Q: How bizarre has all this been?
A: At times it’s been one strange trip, but it’s actually been a fun transition. WME | IMG, which owns PBR, has ushered me into this whole world, and there’s a team of experts helping me figure out my whole place in all this.
Q: What are some highlights in modeling so far?
A: I am just this cowboy from Texas who grew up on a ranch very far removed from the world of high fashion, and now I’m at the same table as Gigi Hadid and Kylie Jenner. Meeting amazing actresses like Salma Hayek, getting sent to fragrance meetings in Paris, being shot by photographers like Mario Testino and going to the Victoria Secret Fashion Show after-parties.
It’s cool to be in a position to help bring awareness to our culture and lifestyle. Cowboys have carried Western world fashion since the 1800s when everything was tailor made. In my circle of friends, we’ve always had our own style. So it’s fun to be involved in this world and go to places like Paris and London, where they romanticize the American Wild West.
When my dad retired from his rodeo career, in 1991, I was 5 years old and he and my mom got an offer from Euro Disney to be in their Buffalo Bill Wild West show. We lived in France for a year. Many of my first memories were European. I remember having my fifth birthday party in Paris.

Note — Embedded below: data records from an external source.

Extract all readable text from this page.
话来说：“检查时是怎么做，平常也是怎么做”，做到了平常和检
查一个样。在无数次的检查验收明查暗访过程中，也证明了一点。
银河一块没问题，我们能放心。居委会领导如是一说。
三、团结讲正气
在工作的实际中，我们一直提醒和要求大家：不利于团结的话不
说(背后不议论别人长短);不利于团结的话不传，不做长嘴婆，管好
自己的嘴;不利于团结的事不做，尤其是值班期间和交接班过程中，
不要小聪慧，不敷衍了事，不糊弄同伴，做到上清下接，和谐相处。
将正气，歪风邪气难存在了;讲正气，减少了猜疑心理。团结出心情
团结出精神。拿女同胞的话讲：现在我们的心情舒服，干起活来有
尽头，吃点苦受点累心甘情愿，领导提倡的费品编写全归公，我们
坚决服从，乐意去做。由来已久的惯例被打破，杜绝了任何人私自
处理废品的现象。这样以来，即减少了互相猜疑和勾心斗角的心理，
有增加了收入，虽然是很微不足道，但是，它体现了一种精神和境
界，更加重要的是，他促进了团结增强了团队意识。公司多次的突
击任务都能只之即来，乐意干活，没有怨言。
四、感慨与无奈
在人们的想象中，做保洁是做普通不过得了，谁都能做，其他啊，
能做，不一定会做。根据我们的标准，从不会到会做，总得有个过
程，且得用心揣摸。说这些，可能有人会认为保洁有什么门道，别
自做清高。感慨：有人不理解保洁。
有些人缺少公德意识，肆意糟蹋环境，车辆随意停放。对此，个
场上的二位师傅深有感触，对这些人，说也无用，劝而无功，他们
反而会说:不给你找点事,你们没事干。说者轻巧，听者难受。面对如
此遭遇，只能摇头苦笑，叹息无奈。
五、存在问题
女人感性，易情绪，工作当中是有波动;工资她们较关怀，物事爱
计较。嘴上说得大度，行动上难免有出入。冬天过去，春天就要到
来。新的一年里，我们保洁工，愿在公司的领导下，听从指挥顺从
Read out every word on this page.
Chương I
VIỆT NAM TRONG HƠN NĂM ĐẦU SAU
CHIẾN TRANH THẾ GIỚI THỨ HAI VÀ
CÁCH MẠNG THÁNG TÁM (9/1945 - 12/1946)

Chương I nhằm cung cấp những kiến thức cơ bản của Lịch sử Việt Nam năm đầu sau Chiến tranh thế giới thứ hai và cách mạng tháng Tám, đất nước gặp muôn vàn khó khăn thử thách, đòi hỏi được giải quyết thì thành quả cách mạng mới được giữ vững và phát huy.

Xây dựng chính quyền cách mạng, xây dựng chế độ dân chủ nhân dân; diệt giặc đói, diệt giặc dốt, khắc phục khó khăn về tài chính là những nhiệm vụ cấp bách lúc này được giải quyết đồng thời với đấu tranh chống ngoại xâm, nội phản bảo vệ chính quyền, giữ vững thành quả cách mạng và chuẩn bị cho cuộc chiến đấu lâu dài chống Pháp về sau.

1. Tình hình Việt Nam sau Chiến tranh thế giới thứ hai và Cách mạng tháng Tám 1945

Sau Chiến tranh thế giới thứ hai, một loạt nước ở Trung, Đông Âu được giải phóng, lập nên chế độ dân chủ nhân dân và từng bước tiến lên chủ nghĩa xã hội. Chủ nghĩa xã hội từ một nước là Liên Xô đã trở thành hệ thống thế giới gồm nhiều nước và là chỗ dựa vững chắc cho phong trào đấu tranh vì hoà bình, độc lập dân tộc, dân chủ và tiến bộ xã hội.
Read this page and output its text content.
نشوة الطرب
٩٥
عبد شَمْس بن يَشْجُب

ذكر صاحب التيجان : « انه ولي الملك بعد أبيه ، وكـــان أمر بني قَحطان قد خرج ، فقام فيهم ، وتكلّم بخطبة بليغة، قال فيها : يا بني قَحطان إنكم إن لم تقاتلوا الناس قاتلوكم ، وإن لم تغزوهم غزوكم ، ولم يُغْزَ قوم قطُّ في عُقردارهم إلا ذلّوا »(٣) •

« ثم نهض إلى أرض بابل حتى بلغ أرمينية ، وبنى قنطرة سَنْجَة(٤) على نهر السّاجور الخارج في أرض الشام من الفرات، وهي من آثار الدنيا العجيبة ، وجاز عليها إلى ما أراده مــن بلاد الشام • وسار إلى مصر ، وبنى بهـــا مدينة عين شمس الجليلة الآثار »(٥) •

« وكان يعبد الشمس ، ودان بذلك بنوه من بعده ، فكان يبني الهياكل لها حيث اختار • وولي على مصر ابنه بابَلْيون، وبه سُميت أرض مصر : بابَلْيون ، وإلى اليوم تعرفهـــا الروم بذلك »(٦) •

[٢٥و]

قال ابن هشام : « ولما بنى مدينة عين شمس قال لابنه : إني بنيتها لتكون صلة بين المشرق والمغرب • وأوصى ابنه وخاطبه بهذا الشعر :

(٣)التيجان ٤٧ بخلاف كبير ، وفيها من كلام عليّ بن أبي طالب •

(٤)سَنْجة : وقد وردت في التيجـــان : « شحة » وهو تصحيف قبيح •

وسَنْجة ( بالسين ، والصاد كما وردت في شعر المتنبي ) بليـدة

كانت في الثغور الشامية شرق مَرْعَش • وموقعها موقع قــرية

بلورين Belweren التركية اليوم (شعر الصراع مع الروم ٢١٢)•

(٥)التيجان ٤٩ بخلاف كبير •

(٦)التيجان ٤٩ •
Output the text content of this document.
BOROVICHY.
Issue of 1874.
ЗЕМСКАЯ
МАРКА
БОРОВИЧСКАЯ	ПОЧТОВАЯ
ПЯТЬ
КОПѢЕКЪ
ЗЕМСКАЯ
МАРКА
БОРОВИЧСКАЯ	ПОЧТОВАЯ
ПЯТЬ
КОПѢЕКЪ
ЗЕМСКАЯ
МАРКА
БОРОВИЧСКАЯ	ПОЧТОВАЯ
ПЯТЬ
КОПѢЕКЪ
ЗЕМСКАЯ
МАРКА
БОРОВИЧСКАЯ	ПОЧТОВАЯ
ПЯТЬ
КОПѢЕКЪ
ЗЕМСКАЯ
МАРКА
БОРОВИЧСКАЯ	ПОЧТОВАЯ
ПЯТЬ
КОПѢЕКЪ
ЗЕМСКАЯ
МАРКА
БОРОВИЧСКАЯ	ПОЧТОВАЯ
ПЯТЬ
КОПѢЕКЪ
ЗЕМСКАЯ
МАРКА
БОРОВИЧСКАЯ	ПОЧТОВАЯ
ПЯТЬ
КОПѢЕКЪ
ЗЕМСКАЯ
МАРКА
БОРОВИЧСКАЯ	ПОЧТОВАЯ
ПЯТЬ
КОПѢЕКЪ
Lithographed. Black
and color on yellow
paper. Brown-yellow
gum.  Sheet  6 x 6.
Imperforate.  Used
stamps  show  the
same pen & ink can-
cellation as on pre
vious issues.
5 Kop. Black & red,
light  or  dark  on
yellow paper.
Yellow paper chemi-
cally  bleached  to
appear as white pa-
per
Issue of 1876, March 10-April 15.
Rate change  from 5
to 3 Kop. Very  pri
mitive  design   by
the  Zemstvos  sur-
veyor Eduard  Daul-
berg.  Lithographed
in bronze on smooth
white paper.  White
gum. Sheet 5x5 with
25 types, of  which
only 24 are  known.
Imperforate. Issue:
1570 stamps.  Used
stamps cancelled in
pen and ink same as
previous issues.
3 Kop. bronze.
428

We lived in an apartment complex with Native Americans who came to France to be part of the Euro Disney show. You could hear their war drums down the hall, having these loud pow wows. It got pretty rowdy on the floor with them.
So, understanding how Europeans are intrigued with the cowboy thing, I am glad to be an ambassador for the sport and the cowboy culture where my roots are.
Q: Do people want to make you into a Magic Mike fantasy?
A: Some people have a great desire for you to remove your shirt for the camera. I get why that is, but I would like for people to see that cowboys really aren’t like that. Most of us are pretty conservative. I don’t want to be the Chippendale’s cowboy. I’d like people to accept my value as a versatile model or actor someday. My first gig with IMG Models was a job for Saks Fifth Avenue, and it was a fully clothed job. If I had it my way, I’d keep my clothes on.
Q: And if asked to go in a different direction?
A: This stuff is all art, and I intend to push the boundaries. It might get a bit edgy and push the limits. If you need to be prepared, there’s your warning.
Hey, that’s how our sport is. It’s all extreme.
Q: What do you think the chances are that fans will see you on a bull again?
A: Since I was 10 years old, this sport has been my life. I have a passion for it even after that wreck. I’m not sure the doctors will ever clear me, but I am approaching it as if I am going back. Pushing my body and working every day to get back in same peak condition keeps me driven every day.
I’m fortunate to have new options. I’m taking life on jump by jump. Just like when I was riding. That’s all I know how to do, really.